Sawant is also misrepresenting HSD’s reason for not funding SHARE and WHEEL, blaming it upon a shift within HSD to a focus on permanent housing (rather than a shift from basic to enhanced shelters).

Sawant has stated that she intends to introduce a mid-year budget amendment to restore funding for unfunded programs, planning to reallocate “underspend” from other city departments to cover it. She is also using this controversy to continue to push for a progressive “head tax” on Seattle’s largest businesses.

What isn’t clear is whether a majority of her fellow Council members are buying into her narrative. Herbold seemed sympathetic tonight, and Sawant began the meeting by reading a supportive letter from Council member O’Brien who spent the evening at the MHA public hearing instead.  But the other six Council members have no great affection for Sawant and limited patience for her antics. They certainly won’t like that she turned her committee meeting into a political rally. The first test of their support for subverting the RFP process may come on Wednesday, if Herbold indeed attempts to divert proceeds from the “Communications Shop” property sale to restore funding for these organizations.

You can watch the full video of the meeting on Seattle Channel.

3 comments

  1. Numerous complaints have been filed on Sawant with the Seattle Ethics and Elections Commission over behavior such as this. The SEEC has given Sawant a pass every time, claiming that everything she does is within the legitimate sphere of what elected officials may do, and holding, moreover, if they were to sanction her for this behavior, it would have a chilling effect on political discourse within the Council chamber.

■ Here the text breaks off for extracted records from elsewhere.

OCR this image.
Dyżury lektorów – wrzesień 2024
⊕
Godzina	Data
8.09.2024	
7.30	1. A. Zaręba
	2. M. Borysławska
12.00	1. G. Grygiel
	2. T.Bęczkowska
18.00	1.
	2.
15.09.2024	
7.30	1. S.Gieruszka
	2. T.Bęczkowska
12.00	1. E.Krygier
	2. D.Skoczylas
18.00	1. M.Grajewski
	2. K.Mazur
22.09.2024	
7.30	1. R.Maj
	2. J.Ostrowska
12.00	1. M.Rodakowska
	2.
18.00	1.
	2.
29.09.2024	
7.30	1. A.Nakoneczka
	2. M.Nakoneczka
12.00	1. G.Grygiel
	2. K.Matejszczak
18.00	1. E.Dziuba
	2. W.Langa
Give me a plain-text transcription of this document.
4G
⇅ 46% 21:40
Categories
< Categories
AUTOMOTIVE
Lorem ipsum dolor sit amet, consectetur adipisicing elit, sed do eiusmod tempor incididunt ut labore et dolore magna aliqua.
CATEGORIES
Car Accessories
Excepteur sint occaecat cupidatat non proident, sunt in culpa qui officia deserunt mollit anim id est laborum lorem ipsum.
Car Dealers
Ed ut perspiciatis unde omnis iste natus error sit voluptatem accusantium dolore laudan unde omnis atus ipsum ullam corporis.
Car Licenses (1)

    It sounds bizarre, I know, but such is the Commission’s logic. I’ve read their rulings and been there when they were deliberating over the question. Needless to say, Sawant has taken the SEEC’s failure to sanction her as a green light to do even more of what she does.

    –David Preston, editor
    Safe Seattle (FB)
    The Seattle Politics Page (FB)
    Recall Mike O’Brien
    The Blog Quixotic (roominate.com)

    1. At the end of the day it will be up to the voters of District 3 to decide in two years whether they approve.

      1. Unless she is using public resources for her political campaign. I know that is illegal in the federal system, I am sure that would be illegal even in Seattle.